Lohnt sich die Steuerbefreiung für mich?
Die Befreiung von der Umsatzsteuerpflicht hat einige Vorteile. Durch die Kleinunternehmerregelung können Sie günstigere Preise als Konkurrenten anbieten oder bei gleichen Preisen höhere Gewinne erzielen. Auch sparen Sie sich den Aufwand, die Mehrwertsteuer auszuweisen und ans Finanzamt abzuführen.
Andererseits können Sie die Vorsteuer auch nicht abziehen. Die Regelbesteuerung kann deshalb bei hohen betrieblichen Ausgaben von Vorteil sein.
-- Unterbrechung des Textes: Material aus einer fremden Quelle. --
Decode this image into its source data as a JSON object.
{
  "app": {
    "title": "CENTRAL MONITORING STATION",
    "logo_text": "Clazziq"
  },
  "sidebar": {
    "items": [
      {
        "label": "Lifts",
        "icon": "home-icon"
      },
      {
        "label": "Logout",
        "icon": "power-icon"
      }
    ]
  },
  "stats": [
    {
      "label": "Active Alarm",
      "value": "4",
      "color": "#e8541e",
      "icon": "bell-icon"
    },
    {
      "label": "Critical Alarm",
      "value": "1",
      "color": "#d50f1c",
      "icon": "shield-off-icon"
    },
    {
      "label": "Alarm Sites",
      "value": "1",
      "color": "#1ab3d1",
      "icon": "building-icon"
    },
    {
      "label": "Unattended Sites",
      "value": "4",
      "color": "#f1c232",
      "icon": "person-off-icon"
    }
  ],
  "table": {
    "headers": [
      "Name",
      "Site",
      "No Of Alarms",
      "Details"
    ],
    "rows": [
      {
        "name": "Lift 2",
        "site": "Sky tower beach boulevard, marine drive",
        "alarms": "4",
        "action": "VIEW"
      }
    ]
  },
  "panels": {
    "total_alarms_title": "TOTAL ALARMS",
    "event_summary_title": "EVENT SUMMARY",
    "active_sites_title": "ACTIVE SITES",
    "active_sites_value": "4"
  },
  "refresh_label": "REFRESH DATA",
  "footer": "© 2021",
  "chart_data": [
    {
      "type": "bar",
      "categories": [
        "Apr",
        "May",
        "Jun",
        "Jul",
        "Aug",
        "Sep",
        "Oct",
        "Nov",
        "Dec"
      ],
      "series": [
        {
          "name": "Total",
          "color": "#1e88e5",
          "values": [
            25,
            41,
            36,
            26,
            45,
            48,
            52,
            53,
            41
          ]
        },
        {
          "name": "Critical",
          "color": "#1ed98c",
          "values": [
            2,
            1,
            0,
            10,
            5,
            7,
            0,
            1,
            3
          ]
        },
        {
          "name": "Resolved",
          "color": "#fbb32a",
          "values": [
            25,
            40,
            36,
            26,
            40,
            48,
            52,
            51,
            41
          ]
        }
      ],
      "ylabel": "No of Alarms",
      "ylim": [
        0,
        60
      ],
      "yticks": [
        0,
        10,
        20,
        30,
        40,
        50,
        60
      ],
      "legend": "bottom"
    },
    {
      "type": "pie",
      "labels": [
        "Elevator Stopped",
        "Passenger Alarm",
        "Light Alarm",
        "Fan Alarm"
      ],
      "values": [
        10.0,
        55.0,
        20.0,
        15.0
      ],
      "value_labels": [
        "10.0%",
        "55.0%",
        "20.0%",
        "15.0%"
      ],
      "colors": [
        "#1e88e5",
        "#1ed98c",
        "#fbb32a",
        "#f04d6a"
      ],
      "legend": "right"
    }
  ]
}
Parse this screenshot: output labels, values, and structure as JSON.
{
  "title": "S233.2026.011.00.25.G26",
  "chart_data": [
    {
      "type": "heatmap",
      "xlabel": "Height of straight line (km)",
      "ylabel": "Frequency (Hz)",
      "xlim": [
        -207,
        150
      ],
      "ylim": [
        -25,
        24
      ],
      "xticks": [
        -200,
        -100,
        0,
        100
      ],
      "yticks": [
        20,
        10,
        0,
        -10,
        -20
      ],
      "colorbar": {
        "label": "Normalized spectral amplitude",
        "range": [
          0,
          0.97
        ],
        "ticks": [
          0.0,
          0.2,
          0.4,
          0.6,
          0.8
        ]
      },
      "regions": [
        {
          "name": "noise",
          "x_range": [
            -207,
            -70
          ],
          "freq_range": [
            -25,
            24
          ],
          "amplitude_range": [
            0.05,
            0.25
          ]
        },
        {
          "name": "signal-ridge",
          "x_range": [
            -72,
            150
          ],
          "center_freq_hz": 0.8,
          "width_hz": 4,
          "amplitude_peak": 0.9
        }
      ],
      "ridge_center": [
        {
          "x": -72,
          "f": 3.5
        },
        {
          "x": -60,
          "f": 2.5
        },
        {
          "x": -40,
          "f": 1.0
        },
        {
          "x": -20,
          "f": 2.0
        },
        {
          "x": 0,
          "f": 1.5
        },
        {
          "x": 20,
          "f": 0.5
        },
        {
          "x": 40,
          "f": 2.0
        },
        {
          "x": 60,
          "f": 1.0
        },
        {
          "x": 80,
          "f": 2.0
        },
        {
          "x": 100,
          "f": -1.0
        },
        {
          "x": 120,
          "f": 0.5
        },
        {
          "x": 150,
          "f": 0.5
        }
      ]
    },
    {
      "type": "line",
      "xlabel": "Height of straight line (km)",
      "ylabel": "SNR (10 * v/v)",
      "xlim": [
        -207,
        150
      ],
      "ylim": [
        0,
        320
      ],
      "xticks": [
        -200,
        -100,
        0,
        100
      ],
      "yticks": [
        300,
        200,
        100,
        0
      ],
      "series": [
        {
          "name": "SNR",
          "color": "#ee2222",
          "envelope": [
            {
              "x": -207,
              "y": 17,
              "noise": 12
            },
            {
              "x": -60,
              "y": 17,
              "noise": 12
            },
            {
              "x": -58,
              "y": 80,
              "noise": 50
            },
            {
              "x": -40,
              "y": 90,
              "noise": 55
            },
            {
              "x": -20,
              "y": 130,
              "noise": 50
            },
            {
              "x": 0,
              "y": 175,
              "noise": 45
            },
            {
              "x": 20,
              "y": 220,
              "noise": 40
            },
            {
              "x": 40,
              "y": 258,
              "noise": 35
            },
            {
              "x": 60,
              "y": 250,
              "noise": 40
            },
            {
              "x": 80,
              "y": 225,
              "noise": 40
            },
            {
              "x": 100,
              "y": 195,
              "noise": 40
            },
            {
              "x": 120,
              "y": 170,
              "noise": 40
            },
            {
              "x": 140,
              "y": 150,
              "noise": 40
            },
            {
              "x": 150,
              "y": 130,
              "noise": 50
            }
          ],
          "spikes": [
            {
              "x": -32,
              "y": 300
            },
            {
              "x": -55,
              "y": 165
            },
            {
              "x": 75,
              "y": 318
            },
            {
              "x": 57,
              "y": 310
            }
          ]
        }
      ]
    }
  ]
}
Es lohnt sich eine Vergleichsrechnung oder auch die Beauftragung eines Steuerberaters oder einer Steuerberaterin.
Wie kann ich die Mehrwertsteuer berechnen?
Die Mehrwertsteuer wird prozentual zum Verkaufspreis hinzugerechnet. Daraus resultiert der Bruttopreis für den Kunden oder die Kundin.
Nettopreis plus Mehrwertsteuer ergeben also den Bruttopreis.
Um die MwSt zu berechnen eignet sich ein Online-Mehrwertsteuerrechner. In diesen geben Sie zum Beispiel Nettobetrag und den geltenden Mehrwertsteuersatz in Prozent ein. Daraus berechnet das Online-Tool den Bruttobetrag sowie den Mehrwertsteuerbetrag für Produkt oder Dienstleistung. Umgekehrt können Sie auch aus Bruttobetrag und Mehrwertsteuersatz die Mehrwertsteuer ausrechnen.
Beispiel: Für ein Möbelstück veranschlagen Sie 100 Euro netto. Dazu kommen 19 Prozent Mehrwertsteuer. Der Bruttopreis für Kunden oder Kundin beträgt also 119 Euro. Sie müssen für diesen Verkauf 19 Euro Mehrwertsteuer ans Finanzamt abführen.
Die Umsatzsteuer zu berechnen ist unter anderem für die Umsatzsteuervoranmeldung wichtig. Wenn Sie die Mehrwertsteuer ausweisen, müssen Sie die Voranmeldung vierteljährlich vornehmen. In den ersten zwei Geschäftsjahren ist – bis 01.01.2021 – eine monatliche Umsatzsteuervoranmeldung durchzuführen.
Wie funktioniert die Verrechnung mit der Vorsteuer?
Freiberufler, die die Mehrwertsteuer vereinnahmen, dürfen diese mit der sogenannten Vorsteuer verrechnen. Die Vorsteuer ist die Steuer, die Unternehmern und Unternehmerinnen als Mehrwertsteuer in Rechnung gestellt wird, wenn sie ihrerseits Waren oder Dienstleistungen für die eigene Selbstständigkeit erwerben.
Hier ein kurzes Praxisbeispiel zum Vorsteuerabzug:
- Sie verkaufen Waren für 10.000 Euro netto. Die Mehrwertsteuer für diese beträgt 1.900 Euro.
- Um Ihre Produkte herzustellen, haben Sie Waren mit einem Nettowert von 6.000 Euro bezogen. Für diese wurde außerdem ein Mehrwertsteuerbetrag von 1.140 Euro fällig. Dieser Mehrwertsteuerbetrag gilt für Sie als Vorsteuer.
- Sie können diese Vorsteuer von der ans Finanzamt abzuführenden Mehrwertsteuer abziehen. Sie führen also 760 Euro Mehrwertsteuer (1.900 Euro – 1.140 Euro) ans Finanzamt ab.
Einige Unternehmer können ihre Vorsteuer auch pauschal abziehen. Das ist allerdings nur möglich, wenn sie die Einnahmen-Überschuss-Rechnung durchführen, unter einer gewissen Umsatzgrenze bleiben und zu einer bestimmten Berufsgruppe gehören.